“Sorry we missed you” ou a uberização do mundo

Quando a Uber chegou ao Brasil, com seus preços atrativos, seus carros novinhos com ar condicionado e motoristas educados, imediatamente caiu nas nossas graças.

Parecia incrível e bom para todos.

O mesmo aconteceu com todos os serviços informais que foram aparecendo ao longo dos últimos anos para facilitar a rotina. Corridas baratas e toda e qualquer entrega ao nosso alcance, sem que a gente precise sequer levantar do sofá.

Como conseguimos viver sem tudo isso por tanto tempo? 

Mas a verdade é que aquilo que, para uns é conforto, para outros é um bico, exaustão e abandono social. 

Uma das imagens contemporâneas mais tristes que eu já vi é a do entregador de delivery no meio de uma enchente tentando levar a encomenda intacta. O post foi compartilhado milhares de vezes por todos, com a promessa virtual de que iríamos repensar isso. Mas alguns dias depois ninguém lembrava mais e continuamos a fazer os nossos pedidos do conforto da nossa casa, através do celular.

Em seguida, veio a história do cadeirante: que trabalhou por oito horas seguidas sem comer, só para dar conta de todas as entregas.

Mais uma vez nos comovemos para, em seguida, esquecer.

Esses dias fiz um pedido pelo aplicativo. O entregador se confundiu e a entrega demorou mais tempo que o previsto. No final, ele me pediu uma gorjeta maior porque não tinha valido a pena aquele trabalho. Me comovi e disse que daria se ele subisse para buscar (com um bebê recém-nascido, tá difícil descer). 

Não liberaram sua subida e não consegui dar a gorjeta. Mesmo assim ele foi gentil, e me disse por mensagem: “Tudo bem, fica na paz”.

Mas eu não fiquei. 

Essa semana estreou o filme “Sorry we missed you”, com o título em português “Você não estava aqui”, do diretor britânico Ken Loach que fala justamente sobre essa nova perfeição do sistema que leva a exploração do trabalhador.

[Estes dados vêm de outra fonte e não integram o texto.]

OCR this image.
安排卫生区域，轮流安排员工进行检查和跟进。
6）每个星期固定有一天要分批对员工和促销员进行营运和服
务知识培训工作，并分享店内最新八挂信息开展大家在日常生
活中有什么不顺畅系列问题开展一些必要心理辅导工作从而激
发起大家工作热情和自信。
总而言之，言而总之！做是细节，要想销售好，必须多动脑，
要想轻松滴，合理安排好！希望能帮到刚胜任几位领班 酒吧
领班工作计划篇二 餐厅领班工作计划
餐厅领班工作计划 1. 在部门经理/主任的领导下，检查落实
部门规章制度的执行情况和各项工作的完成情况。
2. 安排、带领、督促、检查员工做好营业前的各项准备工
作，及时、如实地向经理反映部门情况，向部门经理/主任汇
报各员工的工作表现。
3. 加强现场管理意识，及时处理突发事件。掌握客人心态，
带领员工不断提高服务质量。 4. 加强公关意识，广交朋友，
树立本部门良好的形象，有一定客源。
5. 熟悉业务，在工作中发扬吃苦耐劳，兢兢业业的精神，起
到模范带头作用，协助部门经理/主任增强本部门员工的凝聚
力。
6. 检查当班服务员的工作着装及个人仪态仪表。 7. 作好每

Em mais de cinquenta anos de cinema, Ken nunca escondeu sua posição política e faz dos seus filmes verdadeiros manifestos a favor da classe trabalhadora. Enquanto o anterior: “Eu, Daniel Blake” é sobre burocracia e desemprego, o recente, alerta sobre a precarização, a ilusão, e o abandono social dos empregos informais, com jornadas de mais de quatorze horas de trabalho, sem nenhum benefício que compense essa exaustão. 

“Você não trabalha para nós, você trabalha conosco” é a frase que marca o ponto de partida dessa história sobre uma família, em que o pai e a mãe vivem na informalidade desses novos “promissores” empregos para dar conta das dívidas, e conseguir sustento para os filhos.  

Se você já viu algum filme desse diretor deve saber o que esperar do longa, que arrebatou festivais como Cannes e San Sebastian. Se ainda não viu, sugiro que veja. Ken Loach com seus 84 anos, é uma das vozes mais poderosas quando se trata de mostrar os bastidores do capitalismo, que segundo ele: “é uma máquina de moer seres humanos“. 

Saí do cinema me perguntando: 

O que eu posso fazer?

Não usar mais esses aplicativos é uma saída?

O filme provoca e alerta, mas não aponta um caminho.

Não tem um dia que eu não lembre do entregador que me pediu a gorjeta extra e eu não consegui dar. “Fica na paz”, ele me disse tão conformado. 

Como ficar na paz sabendo dos bastidores desses trabalhos quase escravos?

Como ficar na paz sabendo que eu, e todos os meus amigos, que temos discursos tão humanistas, compactuamos com isso?

Não tem como ficar na paz, amigos.

Que a gente consiga ao menos, enxergar o ser humano por trás dessas entregas e, no mínimo, ser gentil com cada uma dessas pessoas.

Ken Loach, obrigada por esse filme capaz de tirar a nossa paz tão ilusória quanto esses empregos contemporâneos informais.